Negative effects of vaccines:

Widespread skepticism

Ever since its inception, the process of vaccination has drawn much criticism, and that continues up to this day. Back when vaccines were first developed, people were afraid that they were being injected with disease that would sooner or later kill them. Most people believed that injecting themselves with the vaccines would lead to strange illnesses they will not recover from. Sadly, even after more than a hundred years have passed since the introduction of the first vaccine, a huge number of people are still skeptical.

Questioning the necessity

The biggest bone of contention that the opponents of vaccinations have is that vaccines are completely unnecessary. A lot of the opponents suggest that there is no way to check the quality of the vaccines, and they find it highly outrageous that children are being injected with questionable viruses in order to prevent diseases that might or might not affect them. According to the opponents, a child’s immunity is automatically built against most of the diseases that require vaccination, and so it is absolutely not necessary to introduce potentially threatening germs into the system.

Concerns of autism

Yet another concern that has been doing the rounds among the opponents of vaccines is that these vaccines cause a host of developmental disorders in children. Some studies have been conducted based on the claims of the parents that vaccines are known to cause autism, attention deficit hyperactivity disorder, and cognitive problems. However, it must be noted that none of these studies have been conclusively proven, and no definite link has been found between developmental and learning disabilities and vaccinations. There are too many surrounding factors that could have led to the disorders the child grows up with to put a finger on vaccination as the definite cause. Besides, most of the children who do get the vaccinations live a completely healthy life unchallenged by such disorders.

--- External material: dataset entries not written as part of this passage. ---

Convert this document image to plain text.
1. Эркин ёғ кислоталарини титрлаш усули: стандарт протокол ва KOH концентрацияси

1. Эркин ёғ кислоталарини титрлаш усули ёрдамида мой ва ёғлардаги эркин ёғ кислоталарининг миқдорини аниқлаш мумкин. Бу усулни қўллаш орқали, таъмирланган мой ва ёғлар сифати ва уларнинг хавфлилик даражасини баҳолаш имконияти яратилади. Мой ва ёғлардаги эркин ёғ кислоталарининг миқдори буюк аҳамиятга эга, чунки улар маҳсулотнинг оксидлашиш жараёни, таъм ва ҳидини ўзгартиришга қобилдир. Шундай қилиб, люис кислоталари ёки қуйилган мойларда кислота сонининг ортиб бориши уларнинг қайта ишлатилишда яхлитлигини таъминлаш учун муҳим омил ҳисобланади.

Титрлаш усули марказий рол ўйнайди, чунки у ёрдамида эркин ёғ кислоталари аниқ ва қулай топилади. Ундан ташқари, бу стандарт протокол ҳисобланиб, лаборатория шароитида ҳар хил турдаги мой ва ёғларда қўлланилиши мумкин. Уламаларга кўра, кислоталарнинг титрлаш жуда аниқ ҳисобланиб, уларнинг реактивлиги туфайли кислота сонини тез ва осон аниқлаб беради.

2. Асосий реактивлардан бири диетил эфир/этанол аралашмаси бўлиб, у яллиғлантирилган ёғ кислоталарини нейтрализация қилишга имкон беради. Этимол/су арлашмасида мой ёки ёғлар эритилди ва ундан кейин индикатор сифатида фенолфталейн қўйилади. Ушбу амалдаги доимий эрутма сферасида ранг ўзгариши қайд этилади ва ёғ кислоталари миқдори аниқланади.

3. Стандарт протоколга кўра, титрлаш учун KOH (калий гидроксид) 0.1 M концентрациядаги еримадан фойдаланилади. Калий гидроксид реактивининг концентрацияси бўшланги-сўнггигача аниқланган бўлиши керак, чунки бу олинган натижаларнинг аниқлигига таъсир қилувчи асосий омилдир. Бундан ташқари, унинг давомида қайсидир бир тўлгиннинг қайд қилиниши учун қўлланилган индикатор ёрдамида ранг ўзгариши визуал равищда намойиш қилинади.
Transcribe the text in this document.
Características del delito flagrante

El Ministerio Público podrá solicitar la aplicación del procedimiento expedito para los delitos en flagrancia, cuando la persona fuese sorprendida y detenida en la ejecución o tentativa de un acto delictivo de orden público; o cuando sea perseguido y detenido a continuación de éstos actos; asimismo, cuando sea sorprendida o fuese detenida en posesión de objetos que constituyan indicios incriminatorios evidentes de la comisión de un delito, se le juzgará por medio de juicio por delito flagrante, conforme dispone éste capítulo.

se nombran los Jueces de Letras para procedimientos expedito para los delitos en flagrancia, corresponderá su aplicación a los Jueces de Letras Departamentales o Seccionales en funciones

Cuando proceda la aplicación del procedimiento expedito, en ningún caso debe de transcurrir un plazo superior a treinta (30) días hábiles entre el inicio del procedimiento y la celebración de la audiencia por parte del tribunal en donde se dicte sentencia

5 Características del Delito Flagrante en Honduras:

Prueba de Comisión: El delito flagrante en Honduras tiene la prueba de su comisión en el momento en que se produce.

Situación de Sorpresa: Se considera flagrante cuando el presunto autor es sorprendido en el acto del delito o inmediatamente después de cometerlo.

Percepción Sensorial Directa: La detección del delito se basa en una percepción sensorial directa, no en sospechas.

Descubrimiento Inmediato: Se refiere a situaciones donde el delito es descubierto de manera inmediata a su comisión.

The modern skepticism of vaccination possibly stems from a sense of complacence arising from not having experienced the ravages of certain disease for a long time. It should be remembered, however, that eradication of a disease does not imply or refer to the extinction of the germs that cause the disease; it simply means that every single person in an area is vaccinated against those germs. Once the vaccination stops, the disease comes back by attacking the unvaccinated person. While it remains your choice whether or not to vaccinate your child, ultimately the way of the vaccination is the prudent path to take.